Palm trees grow in warm places all over the world, but somehow they got branded as California’s signature accessory — like aviator sunglasses for the landscape. They aren’t even native to most of the state. The tall, spindly Mexican fan palms that define so many skylines were imported by the thousands in the early 1900s, especially in the run-up to the 1932 Los Angeles Olympics. Somebody decided the city needed a breezy tropical facelift, and the palms delivered.
Of course, palms have résumés beyond California: they shade Caribbean beaches, date groves in North Africa, temple courtyards in India, and just about every tropical coastline you can name. But thanks to Hollywood, surf posters, and music videos, “palm-lined boulevards” became shorthand for California sunshine.
For kids growing up in the Imperial Valley, though, they weren’t postcard props — they were part of the scenery of everything. By the time you’ve grown up under them, palm trees stop being background and start feeling like stubborn relatives who refuse to get a haircut.
In Calexico, they towered over schoolyards, the tortillería parking lot, and even the uncles at Sunday carne asadas who swore they were this close to catching a foul ball at an Águilas game in ’84. They lined streets all over town, but the palms along the west side of Highway 111 were special. Rising like sentinels beside East Imperial Avenue, they formed a grand (and slightly spiky) welcome into the international gateway city. A few of those tall palms are still there, standing watch as visitors arrive and waving a breezy goodbye as they leave.
They marked the seasons better than any wall calendar. In summer, their fronds hissed in the heat while we turned sprinklers into backyard water parks. In fall, the dried leaves clacked together like castanets as we pedaled home from Little League. Winter was the season of palm “boots” — those chunky husks the wind shook loose — daring us to stack and climb them, usually until someone yelled, “Get down before you break your neck!”
They once stood like steady watchmen, keeping an eye on motorists gliding east and west along Highway 98 — Birch Street — guiding travelers from one edge of Calexico to the other.

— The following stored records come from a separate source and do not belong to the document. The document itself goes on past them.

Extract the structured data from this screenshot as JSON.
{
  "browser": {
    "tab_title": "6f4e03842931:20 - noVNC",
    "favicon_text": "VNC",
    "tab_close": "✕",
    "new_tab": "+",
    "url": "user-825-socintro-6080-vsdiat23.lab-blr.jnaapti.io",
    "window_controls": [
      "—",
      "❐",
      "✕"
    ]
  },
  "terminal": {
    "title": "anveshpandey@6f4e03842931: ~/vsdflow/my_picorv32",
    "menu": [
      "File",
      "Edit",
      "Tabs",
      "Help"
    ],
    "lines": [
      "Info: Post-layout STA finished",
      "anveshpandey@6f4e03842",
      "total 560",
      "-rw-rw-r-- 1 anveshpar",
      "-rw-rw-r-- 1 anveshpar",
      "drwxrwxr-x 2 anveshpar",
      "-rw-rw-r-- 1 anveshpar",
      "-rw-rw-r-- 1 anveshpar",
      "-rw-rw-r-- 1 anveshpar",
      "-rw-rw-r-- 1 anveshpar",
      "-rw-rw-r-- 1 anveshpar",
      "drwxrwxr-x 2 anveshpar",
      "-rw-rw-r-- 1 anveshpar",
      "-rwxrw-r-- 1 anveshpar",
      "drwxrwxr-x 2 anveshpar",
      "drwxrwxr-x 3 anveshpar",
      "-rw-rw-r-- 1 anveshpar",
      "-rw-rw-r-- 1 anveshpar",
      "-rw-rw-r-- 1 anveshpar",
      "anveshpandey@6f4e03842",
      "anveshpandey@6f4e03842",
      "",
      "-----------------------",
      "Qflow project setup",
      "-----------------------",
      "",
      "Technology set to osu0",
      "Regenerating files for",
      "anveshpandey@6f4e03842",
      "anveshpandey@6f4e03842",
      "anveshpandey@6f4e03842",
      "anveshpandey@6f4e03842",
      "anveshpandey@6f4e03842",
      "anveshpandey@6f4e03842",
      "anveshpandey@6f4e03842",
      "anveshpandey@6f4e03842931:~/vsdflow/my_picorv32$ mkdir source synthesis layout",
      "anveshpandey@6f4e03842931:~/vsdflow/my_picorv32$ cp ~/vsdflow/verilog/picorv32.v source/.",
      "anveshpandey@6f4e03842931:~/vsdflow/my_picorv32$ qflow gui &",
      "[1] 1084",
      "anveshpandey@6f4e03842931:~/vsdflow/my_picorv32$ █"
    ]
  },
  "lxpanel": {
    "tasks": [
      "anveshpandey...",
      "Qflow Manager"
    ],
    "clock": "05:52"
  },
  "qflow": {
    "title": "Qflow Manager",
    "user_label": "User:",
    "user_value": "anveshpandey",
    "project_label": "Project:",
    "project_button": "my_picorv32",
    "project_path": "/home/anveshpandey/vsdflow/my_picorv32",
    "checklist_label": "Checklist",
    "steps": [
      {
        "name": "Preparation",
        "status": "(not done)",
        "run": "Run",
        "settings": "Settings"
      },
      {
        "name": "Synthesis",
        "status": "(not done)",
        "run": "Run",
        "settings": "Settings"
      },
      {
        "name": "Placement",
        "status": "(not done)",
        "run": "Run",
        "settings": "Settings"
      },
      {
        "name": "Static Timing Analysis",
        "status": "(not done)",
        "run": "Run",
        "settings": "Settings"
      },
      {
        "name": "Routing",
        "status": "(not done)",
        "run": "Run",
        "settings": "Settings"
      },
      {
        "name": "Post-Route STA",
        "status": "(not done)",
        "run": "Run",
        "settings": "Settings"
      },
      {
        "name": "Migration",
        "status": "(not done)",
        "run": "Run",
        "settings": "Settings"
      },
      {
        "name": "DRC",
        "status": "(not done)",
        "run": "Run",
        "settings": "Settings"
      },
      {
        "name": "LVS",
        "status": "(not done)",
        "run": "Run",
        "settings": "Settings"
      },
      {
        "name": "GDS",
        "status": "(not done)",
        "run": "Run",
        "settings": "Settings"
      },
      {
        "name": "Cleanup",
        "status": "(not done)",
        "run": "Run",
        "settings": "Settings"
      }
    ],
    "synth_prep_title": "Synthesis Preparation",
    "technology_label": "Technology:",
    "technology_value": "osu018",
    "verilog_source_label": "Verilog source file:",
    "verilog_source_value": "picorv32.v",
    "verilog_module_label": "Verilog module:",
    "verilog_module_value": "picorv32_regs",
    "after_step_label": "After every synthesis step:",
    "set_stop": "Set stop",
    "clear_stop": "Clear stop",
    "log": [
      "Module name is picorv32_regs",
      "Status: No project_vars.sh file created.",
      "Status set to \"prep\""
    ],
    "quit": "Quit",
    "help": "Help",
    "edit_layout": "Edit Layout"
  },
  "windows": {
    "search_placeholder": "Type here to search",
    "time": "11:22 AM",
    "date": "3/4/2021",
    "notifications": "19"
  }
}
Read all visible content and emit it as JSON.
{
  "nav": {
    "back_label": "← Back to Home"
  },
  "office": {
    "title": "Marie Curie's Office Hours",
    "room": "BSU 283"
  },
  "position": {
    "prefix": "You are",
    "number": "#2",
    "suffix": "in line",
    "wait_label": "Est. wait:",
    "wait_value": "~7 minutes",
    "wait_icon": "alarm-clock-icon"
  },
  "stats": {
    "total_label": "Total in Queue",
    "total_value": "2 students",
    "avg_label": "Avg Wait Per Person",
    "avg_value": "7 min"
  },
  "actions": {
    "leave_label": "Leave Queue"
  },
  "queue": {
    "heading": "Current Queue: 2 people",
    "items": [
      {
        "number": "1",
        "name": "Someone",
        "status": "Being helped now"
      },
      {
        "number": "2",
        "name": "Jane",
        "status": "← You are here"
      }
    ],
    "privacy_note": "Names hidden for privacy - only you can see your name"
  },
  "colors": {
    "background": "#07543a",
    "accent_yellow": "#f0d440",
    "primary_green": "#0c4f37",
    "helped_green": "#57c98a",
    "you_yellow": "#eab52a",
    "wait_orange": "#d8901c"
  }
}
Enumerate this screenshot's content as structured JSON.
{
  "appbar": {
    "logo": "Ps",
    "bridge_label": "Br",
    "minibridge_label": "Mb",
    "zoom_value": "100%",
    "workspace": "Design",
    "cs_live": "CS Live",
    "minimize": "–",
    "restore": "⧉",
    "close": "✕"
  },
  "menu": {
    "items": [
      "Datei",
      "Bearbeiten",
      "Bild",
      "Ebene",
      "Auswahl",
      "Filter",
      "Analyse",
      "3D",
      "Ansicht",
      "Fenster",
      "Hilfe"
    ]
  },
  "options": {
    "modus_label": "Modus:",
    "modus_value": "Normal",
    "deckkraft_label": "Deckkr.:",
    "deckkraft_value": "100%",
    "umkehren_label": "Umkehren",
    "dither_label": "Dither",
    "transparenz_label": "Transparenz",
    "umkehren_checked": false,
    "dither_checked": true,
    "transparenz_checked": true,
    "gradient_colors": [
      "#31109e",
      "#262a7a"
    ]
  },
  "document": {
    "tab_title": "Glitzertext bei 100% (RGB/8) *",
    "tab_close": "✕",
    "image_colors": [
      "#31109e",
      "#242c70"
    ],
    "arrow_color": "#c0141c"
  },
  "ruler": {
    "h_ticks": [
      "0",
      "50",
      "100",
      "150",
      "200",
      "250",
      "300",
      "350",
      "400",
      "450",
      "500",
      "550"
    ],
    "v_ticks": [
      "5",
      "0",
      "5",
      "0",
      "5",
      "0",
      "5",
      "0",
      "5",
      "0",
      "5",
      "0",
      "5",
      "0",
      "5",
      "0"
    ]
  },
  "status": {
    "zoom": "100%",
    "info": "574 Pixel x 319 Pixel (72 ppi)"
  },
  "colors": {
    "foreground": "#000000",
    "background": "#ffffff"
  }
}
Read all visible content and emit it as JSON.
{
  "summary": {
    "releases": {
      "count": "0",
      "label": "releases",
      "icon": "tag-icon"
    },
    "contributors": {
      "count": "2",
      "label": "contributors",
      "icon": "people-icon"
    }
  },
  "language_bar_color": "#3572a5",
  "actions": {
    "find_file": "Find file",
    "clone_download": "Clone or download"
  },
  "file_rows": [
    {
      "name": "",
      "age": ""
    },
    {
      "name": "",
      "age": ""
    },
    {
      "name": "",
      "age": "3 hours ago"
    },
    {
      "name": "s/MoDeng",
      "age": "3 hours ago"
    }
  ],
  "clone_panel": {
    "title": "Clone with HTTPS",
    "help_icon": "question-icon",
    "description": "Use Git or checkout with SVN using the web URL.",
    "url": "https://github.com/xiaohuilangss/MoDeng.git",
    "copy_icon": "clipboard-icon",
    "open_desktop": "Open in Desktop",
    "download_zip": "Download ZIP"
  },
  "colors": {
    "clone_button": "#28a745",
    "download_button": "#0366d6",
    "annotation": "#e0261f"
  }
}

Over the years, the city has trimmed away many of the palms that once framed its streets, reshaping the view — and, if we’re honest, stealing a touch of the charm that made Calexico feel like itself. Still, plenty of homeowners have kept the tradition alive, planting palms in their yards so that breezy magic still sways just outside their windows.
Even now, when I catch their silhouettes against a sherbet-colored sunset, I’m eight again: pedaling home with dust on my socks, a baseball glove dangling from my handlebars, and the smell of someone’s carne asada drifting over the fence.
The thing about palm trees is they don’t just grow — they hoard your stories, all the way up their wrinkled trunks. They’re tough, stubborn plants — not technically trees — but enduring figures in the desert landscape. Hard to take down, they stretch skyward despite the heat, bending but not breaking in the stiffest winds, standing tall after the storms have passed.
In a lot of ways, they mirror the resilience of Calexicans and of the whole Imperial Valley: rooted deep, weathering everything, and somehow still looking good in the breeze.